Um último exemplo de certas particularidades portuguesas que ecoam a cultura do queixume de que fala Robert Hughes e a dialéctica da inferioridade e da superioridade à qual se refere Steele. Com tantos países da Europa, em particular o Reino Unido, a colocarem entraves à vinda dos seus cidadãos a Portugal, por causa da taxa de propagação lusitana do coronavírus, assistimos a mais uma repetição do momento-Ultimato, com toda a gente a reescrever mentalmente o Finis patriae de Guerra Junqueiro e a sonhar com lordes cortados às postas a boiarem no Tamisa. Aos sessenta anos já vi isto tantas vezes que não me surpreende.
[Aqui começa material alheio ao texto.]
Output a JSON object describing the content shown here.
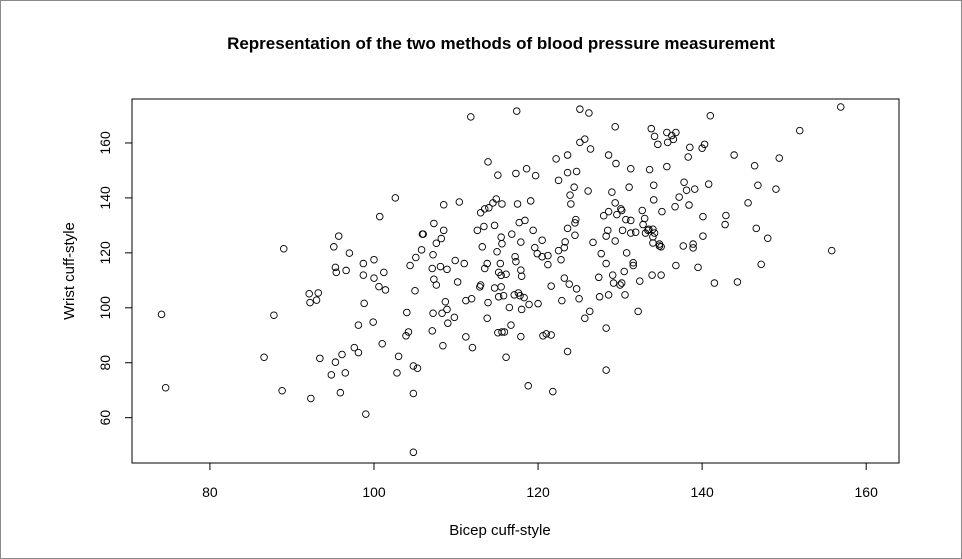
{
  "chart_data": {
    "type": "scatter",
    "title": "Representation of the two methods of blood pressure measurement",
    "xlabel": "Bicep cuff-style",
    "ylabel": "Wrist cuff-style",
    "xlim": [
      70.5,
      164
    ],
    "ylim": [
      43.5,
      176
    ],
    "xticks": [
      80,
      100,
      120,
      140,
      160
    ],
    "yticks": [
      60,
      80,
      100,
      120,
      140,
      160
    ],
    "grid": false,
    "marker": "open-circle",
    "points": [
      [
        74.1,
        97.6
      ],
      [
        74.6,
        70.9
      ],
      [
        89.0,
        121.5
      ],
      [
        87.8,
        97.3
      ],
      [
        86.6,
        82.0
      ],
      [
        88.8,
        69.8
      ],
      [
        92.1,
        105.1
      ],
      [
        93.2,
        105.4
      ],
      [
        92.2,
        101.9
      ],
      [
        93.0,
        102.8
      ],
      [
        92.3,
        67.0
      ],
      [
        93.4,
        81.6
      ],
      [
        94.8,
        75.6
      ],
      [
        95.3,
        80.2
      ],
      [
        96.1,
        83.0
      ],
      [
        96.5,
        76.3
      ],
      [
        95.9,
        69.1
      ],
      [
        95.1,
        122.2
      ],
      [
        95.7,
        126.1
      ],
      [
        97.0,
        119.9
      ],
      [
        95.3,
        114.7
      ],
      [
        95.4,
        112.9
      ],
      [
        96.6,
        113.6
      ],
      [
        98.8,
        101.6
      ],
      [
        98.1,
        93.7
      ],
      [
        99.9,
        94.8
      ],
      [
        97.6,
        85.5
      ],
      [
        98.1,
        83.7
      ],
      [
        99.0,
        61.3
      ],
      [
        98.7,
        116.1
      ],
      [
        98.7,
        111.9
      ],
      [
        100.0,
        117.5
      ],
      [
        100.0,
        110.8
      ],
      [
        100.7,
        133.2
      ],
      [
        102.6,
        140.0
      ],
      [
        101.2,
        112.9
      ],
      [
        100.6,
        107.7
      ],
      [
        101.4,
        106.5
      ],
      [
        101.0,
        86.9
      ],
      [
        103.0,
        82.3
      ],
      [
        102.8,
        76.3
      ],
      [
        104.8,
        78.8
      ],
      [
        105.3,
        78.0
      ],
      [
        104.8,
        68.8
      ],
      [
        104.8,
        47.4
      ],
      [
        104.0,
        98.3
      ],
      [
        104.2,
        91.2
      ],
      [
        103.9,
        89.8
      ],
      [
        105.0,
        106.2
      ],
      [
        104.4,
        115.4
      ],
      [
        105.1,
        118.3
      ],
      [
        105.8,
        121.1
      ],
      [
        105.9,
        126.8
      ],
      [
        111.8,
        169.5
      ],
      [
        117.4,
        171.6
      ],
      [
        125.1,
        172.3
      ],
      [
        126.2,
        170.9
      ],
      [
        129.4,
        165.9
      ],
      [
        133.8,
        165.2
      ],
      [
        134.2,
        162.4
      ],
      [
        134.6,
        159.5
      ],
      [
        113.9,
        153.1
      ],
      [
        115.1,
        148.3
      ],
      [
        117.3,
        148.9
      ],
      [
        118.6,
        150.6
      ],
      [
        119.7,
        148.1
      ],
      [
        122.2,
        154.2
      ],
      [
        123.6,
        155.6
      ],
      [
        125.1,
        160.2
      ],
      [
        125.7,
        161.4
      ],
      [
        126.4,
        157.8
      ],
      [
        128.6,
        155.6
      ],
      [
        129.5,
        152.5
      ],
      [
        131.3,
        150.6
      ],
      [
        133.6,
        150.3
      ],
      [
        122.5,
        146.4
      ],
      [
        123.6,
        149.2
      ],
      [
        124.7,
        149.6
      ],
      [
        124.4,
        143.9
      ],
      [
        123.9,
        141.0
      ],
      [
        124.0,
        137.8
      ],
      [
        126.1,
        142.5
      ],
      [
        129.0,
        142.1
      ],
      [
        131.1,
        143.9
      ],
      [
        134.1,
        144.6
      ],
      [
        134.1,
        139.3
      ],
      [
        108.5,
        137.5
      ],
      [
        110.4,
        138.5
      ],
      [
        113.0,
        134.6
      ],
      [
        113.5,
        136.0
      ],
      [
        114.0,
        136.4
      ],
      [
        114.5,
        138.2
      ],
      [
        114.9,
        139.6
      ],
      [
        115.6,
        137.8
      ],
      [
        117.5,
        137.8
      ],
      [
        119.1,
        138.9
      ],
      [
        107.3,
        130.7
      ],
      [
        108.5,
        128.2
      ],
      [
        108.2,
        125.2
      ],
      [
        107.6,
        123.5
      ],
      [
        106.0,
        126.8
      ],
      [
        107.2,
        119.3
      ],
      [
        112.6,
        128.2
      ],
      [
        113.4,
        129.6
      ],
      [
        114.7,
        130.0
      ],
      [
        117.7,
        131.0
      ],
      [
        118.4,
        131.8
      ],
      [
        116.8,
        126.8
      ],
      [
        115.5,
        125.7
      ],
      [
        115.6,
        123.3
      ],
      [
        113.2,
        122.2
      ],
      [
        115.0,
        120.4
      ],
      [
        117.9,
        123.9
      ],
      [
        119.4,
        128.2
      ],
      [
        120.5,
        124.6
      ],
      [
        123.3,
        124.0
      ],
      [
        123.6,
        128.9
      ],
      [
        124.5,
        126.4
      ],
      [
        124.5,
        130.9
      ],
      [
        124.6,
        132.1
      ],
      [
        123.2,
        121.9
      ],
      [
        122.5,
        120.8
      ],
      [
        122.8,
        117.5
      ],
      [
        121.2,
        119.0
      ],
      [
        121.2,
        115.7
      ],
      [
        119.6,
        121.9
      ],
      [
        119.9,
        119.7
      ],
      [
        120.5,
        118.6
      ],
      [
        117.2,
        118.6
      ],
      [
        117.3,
        116.8
      ],
      [
        117.9,
        113.7
      ],
      [
        118.0,
        111.5
      ],
      [
        113.8,
        116.1
      ],
      [
        113.5,
        114.3
      ],
      [
        115.4,
        116.1
      ],
      [
        115.2,
        112.9
      ],
      [
        115.5,
        111.8
      ],
      [
        116.1,
        112.2
      ],
      [
        114.7,
        107.2
      ],
      [
        115.5,
        107.6
      ],
      [
        115.2,
        104.0
      ],
      [
        115.8,
        104.4
      ],
      [
        113.9,
        101.9
      ],
      [
        113.8,
        96.2
      ],
      [
        109.9,
        117.2
      ],
      [
        111.0,
        116.1
      ],
      [
        108.1,
        115.0
      ],
      [
        108.9,
        114.0
      ],
      [
        107.1,
        114.3
      ],
      [
        107.3,
        110.4
      ],
      [
        107.6,
        108.3
      ],
      [
        110.2,
        109.4
      ],
      [
        113.0,
        108.3
      ],
      [
        112.9,
        107.6
      ],
      [
        111.9,
        103.3
      ],
      [
        111.2,
        102.6
      ],
      [
        107.2,
        98.0
      ],
      [
        108.3,
        98.0
      ],
      [
        108.9,
        99.4
      ],
      [
        108.7,
        102.2
      ],
      [
        109.8,
        96.5
      ],
      [
        109.0,
        94.4
      ],
      [
        107.1,
        91.6
      ],
      [
        108.4,
        86.2
      ],
      [
        111.2,
        89.4
      ],
      [
        112.0,
        85.5
      ],
      [
        116.5,
        100.1
      ],
      [
        117.1,
        104.7
      ],
      [
        117.6,
        105.4
      ],
      [
        117.8,
        104.4
      ],
      [
        118.3,
        103.7
      ],
      [
        118.9,
        101.2
      ],
      [
        120.0,
        101.5
      ],
      [
        118.0,
        99.4
      ],
      [
        116.7,
        93.7
      ],
      [
        115.1,
        90.9
      ],
      [
        115.6,
        91.2
      ],
      [
        115.9,
        91.2
      ],
      [
        117.9,
        89.5
      ],
      [
        116.1,
        82.0
      ],
      [
        120.6,
        89.8
      ],
      [
        121.0,
        90.5
      ],
      [
        121.6,
        90.1
      ],
      [
        118.8,
        71.6
      ],
      [
        121.8,
        69.5
      ],
      [
        122.9,
        102.6
      ],
      [
        125.0,
        103.3
      ],
      [
        124.7,
        106.9
      ],
      [
        123.8,
        108.6
      ],
      [
        123.2,
        110.8
      ],
      [
        121.6,
        107.9
      ],
      [
        126.3,
        98.7
      ],
      [
        125.7,
        96.2
      ],
      [
        128.3,
        92.6
      ],
      [
        123.6,
        84.1
      ],
      [
        128.3,
        77.3
      ],
      [
        126.7,
        123.8
      ],
      [
        127.7,
        119.7
      ],
      [
        128.3,
        126.1
      ],
      [
        128.5,
        128.2
      ],
      [
        129.4,
        124.3
      ],
      [
        128.3,
        116.1
      ],
      [
        127.4,
        111.1
      ],
      [
        129.1,
        111.9
      ],
      [
        129.2,
        109.0
      ],
      [
        130.0,
        108.3
      ],
      [
        130.2,
        109.0
      ],
      [
        130.6,
        104.7
      ],
      [
        128.6,
        104.7
      ],
      [
        127.5,
        104.0
      ],
      [
        130.5,
        113.2
      ],
      [
        130.8,
        120.0
      ],
      [
        131.6,
        116.4
      ],
      [
        131.6,
        115.4
      ],
      [
        132.4,
        109.7
      ],
      [
        132.2,
        98.7
      ],
      [
        133.9,
        111.9
      ],
      [
        135.0,
        111.9
      ],
      [
        128.0,
        133.5
      ],
      [
        128.6,
        135.0
      ],
      [
        129.4,
        138.2
      ],
      [
        129.6,
        133.9
      ],
      [
        130.1,
        136.0
      ],
      [
        130.2,
        135.4
      ],
      [
        130.7,
        132.1
      ],
      [
        131.3,
        131.8
      ],
      [
        130.3,
        128.2
      ],
      [
        131.9,
        127.5
      ],
      [
        132.7,
        135.4
      ],
      [
        133.0,
        132.5
      ],
      [
        132.8,
        130.3
      ],
      [
        133.1,
        127.2
      ],
      [
        133.4,
        128.2
      ],
      [
        134.2,
        127.2
      ],
      [
        134.0,
        123.6
      ],
      [
        134.8,
        123.2
      ],
      [
        131.3,
        127.2
      ],
      [
        156.9,
        173.1
      ],
      [
        151.9,
        164.5
      ],
      [
        141.0,
        169.9
      ],
      [
        135.7,
        163.8
      ],
      [
        135.8,
        160.2
      ],
      [
        136.3,
        162.7
      ],
      [
        136.5,
        161.3
      ],
      [
        136.8,
        163.8
      ],
      [
        138.5,
        158.4
      ],
      [
        138.3,
        154.9
      ],
      [
        140.0,
        158.1
      ],
      [
        140.3,
        159.5
      ],
      [
        135.7,
        151.4
      ],
      [
        143.9,
        155.6
      ],
      [
        149.4,
        154.5
      ],
      [
        146.4,
        151.7
      ],
      [
        137.8,
        145.7
      ],
      [
        138.1,
        142.8
      ],
      [
        139.1,
        143.2
      ],
      [
        140.8,
        145.0
      ],
      [
        137.2,
        140.3
      ],
      [
        136.7,
        136.8
      ],
      [
        138.4,
        137.4
      ],
      [
        135.1,
        135.0
      ],
      [
        140.1,
        133.2
      ],
      [
        142.9,
        133.6
      ],
      [
        142.8,
        130.3
      ],
      [
        145.6,
        138.2
      ],
      [
        146.8,
        144.6
      ],
      [
        149.0,
        143.2
      ],
      [
        146.6,
        128.9
      ],
      [
        148.0,
        125.3
      ],
      [
        140.1,
        126.1
      ],
      [
        137.7,
        122.5
      ],
      [
        138.9,
        123.2
      ],
      [
        138.9,
        121.8
      ],
      [
        136.8,
        115.4
      ],
      [
        139.5,
        114.7
      ],
      [
        141.5,
        109.0
      ],
      [
        144.3,
        109.4
      ],
      [
        147.2,
        115.8
      ],
      [
        155.8,
        120.8
      ],
      [
        133.5,
        128.6
      ],
      [
        134.0,
        128.6
      ],
      [
        134.0,
        125.8
      ],
      [
        135.0,
        122.2
      ],
      [
        134.8,
        122.5
      ]
    ]
  }
}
Inspirado no vocabulário do seu chefe António Costa – que, de resto, como uma barata tonta, oscila entre a submissão e a arrogância –, o ministro Santos Silva adapta de todas as maneiras possíveis as acusações contra os “repugnantes” e os “forretas” e põe-se a “exigir” tudo o que lhe passa pela cabeça a vários governos europeus, com indisfarçadas e temíveis ameaças. Queixamo-nos da inferioridade em que supostamente nos colocam, reivindicamos a mais radical inocência e pretendemos por este meio afirmar uma indisputável superioridade. É a nossa maneira de conceber um “manifesto destino” nacional.